Feline with the instinct
– İçgüdüsü olan kedi
Cosmic intuition
– Kozmik sezgi
I know the truth before it’s given
– Gerçeği verilmeden önce biliyorum.
I can read it in your feelings
– Duygularında okuyabilirim.
Take some patience and persistence
– Biraz sabır ve sebat edin
Time and a precision
– Zaman ve kesinlik
My trust is not easily given
– Güvenim kolay kolay verilmiyor
You gotta wait on my permission
– İznimi beklemelisin.
To open me up
– Beni açmak için
Take a look under my heart
– Kalbimin altına bir bak
Run your hands over my scars
– Ellerini yara izlerimin üzerinden geçir.
May be too much
– Çok fazla olabilir
So I gotta see who you are
– O yüzden kim olduğunu görmeliyim.
Before you inspire the art
– Sanata ilham vermeden önce
So calm down
– O yüzden sakin ol
There’s no need to rush now
– Şimdi acele etmeye gerek yok
Won’t let it go too far
– Fazla ileri gitmesine izin vermeyeceğim.
On God, I’m staying on guard
– Tanrı aşkına, nöbet tutuyorum.
Gotta watch out for my heart
– Kalbime dikkat etmeliyim.
Never really know someone, one
– Asla birini tanımam, birini
So I’ll keep a distance between
– Yani arasında bir mesafe devam edeceğim
The thought of you and me
– Sen ve ben düşüncesi
Never really know someone, one, one
– Asla birini tanımam, bir, bir
Yeah (Never really know someone, one)
– Evet (Asla birini tanımam, bir tane)
Yeah
– Evet
You tell me not to block my blessings but I’m blessed on my own
– Bana kutsamalarımı engellemememi söylüyorsun ama kendi başıma kutsandım.

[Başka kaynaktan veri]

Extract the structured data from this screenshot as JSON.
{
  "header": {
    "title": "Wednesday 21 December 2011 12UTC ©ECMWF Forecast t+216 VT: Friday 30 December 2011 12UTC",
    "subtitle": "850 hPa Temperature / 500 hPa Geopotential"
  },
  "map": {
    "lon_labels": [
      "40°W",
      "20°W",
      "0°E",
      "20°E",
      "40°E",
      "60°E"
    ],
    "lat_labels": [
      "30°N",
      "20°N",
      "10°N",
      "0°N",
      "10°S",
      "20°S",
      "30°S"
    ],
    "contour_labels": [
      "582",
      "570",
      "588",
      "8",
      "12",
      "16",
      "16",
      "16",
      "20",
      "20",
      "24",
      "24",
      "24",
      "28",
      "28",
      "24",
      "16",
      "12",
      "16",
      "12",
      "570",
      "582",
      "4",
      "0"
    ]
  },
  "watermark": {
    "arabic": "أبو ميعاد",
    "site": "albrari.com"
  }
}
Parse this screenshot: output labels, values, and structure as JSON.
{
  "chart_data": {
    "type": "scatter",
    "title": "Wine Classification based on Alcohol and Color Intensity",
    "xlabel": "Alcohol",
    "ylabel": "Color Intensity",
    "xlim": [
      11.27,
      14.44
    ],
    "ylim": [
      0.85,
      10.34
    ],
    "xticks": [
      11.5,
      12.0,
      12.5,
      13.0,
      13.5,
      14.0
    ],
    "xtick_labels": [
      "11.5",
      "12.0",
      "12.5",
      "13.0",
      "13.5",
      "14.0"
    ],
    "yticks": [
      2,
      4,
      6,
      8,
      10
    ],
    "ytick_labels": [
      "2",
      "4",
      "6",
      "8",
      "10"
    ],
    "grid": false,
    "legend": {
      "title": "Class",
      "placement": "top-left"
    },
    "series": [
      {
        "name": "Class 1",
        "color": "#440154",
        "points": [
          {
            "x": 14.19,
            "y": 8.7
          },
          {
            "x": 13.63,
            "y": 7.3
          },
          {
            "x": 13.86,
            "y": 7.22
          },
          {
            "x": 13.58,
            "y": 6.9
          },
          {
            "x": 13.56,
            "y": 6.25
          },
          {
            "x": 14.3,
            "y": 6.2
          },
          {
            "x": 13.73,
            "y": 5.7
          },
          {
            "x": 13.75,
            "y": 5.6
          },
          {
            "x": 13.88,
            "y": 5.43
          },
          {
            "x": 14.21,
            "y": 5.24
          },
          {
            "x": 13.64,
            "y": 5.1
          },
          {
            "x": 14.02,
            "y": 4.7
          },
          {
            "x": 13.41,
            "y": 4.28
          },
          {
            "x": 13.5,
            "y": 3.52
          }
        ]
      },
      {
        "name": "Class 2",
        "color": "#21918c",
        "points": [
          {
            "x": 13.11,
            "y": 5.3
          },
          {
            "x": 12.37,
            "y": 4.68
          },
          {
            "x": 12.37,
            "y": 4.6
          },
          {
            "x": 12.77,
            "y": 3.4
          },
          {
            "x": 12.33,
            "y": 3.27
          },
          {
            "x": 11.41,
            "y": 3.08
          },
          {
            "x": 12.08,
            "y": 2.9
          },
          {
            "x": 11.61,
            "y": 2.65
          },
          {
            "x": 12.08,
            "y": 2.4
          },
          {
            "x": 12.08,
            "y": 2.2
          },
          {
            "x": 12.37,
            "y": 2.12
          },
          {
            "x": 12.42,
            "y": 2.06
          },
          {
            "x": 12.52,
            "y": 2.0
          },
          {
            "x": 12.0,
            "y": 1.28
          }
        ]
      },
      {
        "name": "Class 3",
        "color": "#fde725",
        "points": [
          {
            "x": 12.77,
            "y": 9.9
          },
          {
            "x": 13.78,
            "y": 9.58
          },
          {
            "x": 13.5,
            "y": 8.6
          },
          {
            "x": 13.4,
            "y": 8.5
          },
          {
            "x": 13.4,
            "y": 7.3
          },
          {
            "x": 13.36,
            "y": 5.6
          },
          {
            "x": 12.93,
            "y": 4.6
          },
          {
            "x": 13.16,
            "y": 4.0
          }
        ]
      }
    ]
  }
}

I use my breakups to get in the zone
– Ayrılıklarımı bölgeye girmek için kullanıyorum.
You don’t wanna be a song
– Şarkı olmak istemezsin.
Don’t be the reason I’m here all alone
– Burada yapayalnız olmamın sebebi olma
I know not to make a person my home
– Bir insanı evim yapmamayı biliyorum.
My gut up like Floyd, up like North, uptight boy
– İçimdeki Floyd gibi, Kuzey gibi, gergin çocuk
I can’t do it if it don’t bring me the upmost joy, like (Ah-ah)
– Bana en büyük neşeyi getirmezse bunu yapamam, mesela (Ah-ah)
So on God, staying on guard
– Tanrı aşkına, tetikte kal
Gotta watch out for my heart
– Kalbime dikkat etmeliyim.
Never really know someone
– Asla gerçekten birini tanıma
Till you really know someone
– Birini gerçekten tanıyana kadar
You just wanna hold someone
– Sen sadece birini tutun
He been missed
– Kaçırılmış o
East Atlanta Love letter then I duck off quick
– Doğu Atlanta’da bir aşk mektubu ve sonra hızlı bir şekilde kaçıyorum
Fall in love on some deep ass shit
– Bazı derin eşek boklarına aşık ol
Don’t try to rush or break my heart, baby
– Acele etmeye ya da kalbimi kırmaya çalışma bebeğim.
‘Cause my defense’s lit, yeah
– Çünkü savunmam yanıyor, evet
On God (On God), staying on guard (Guard)
– (Tanrı) Tanrı, tetikte kalmak (Bekçi)
Gotta watch out for my heart
– Kalbime dikkat etmeliyim.
Never really know someone, one
– Asla birini tanımam, birini
So I’ll keep (I’ll keep) a distance between (A distance between)
– Bu yüzden (tutacağım) arasında bir mesafe tutacağım (arasındaki mesafe)
The thought of you and me
– Sen ve ben düşüncesi
Never really know someone (Oh), one, one
– Asla birini gerçekten tanıma (Oh), bir, bir
One
– Bir
You never really know someone
– Asla birini gerçekten tanımıyorsun.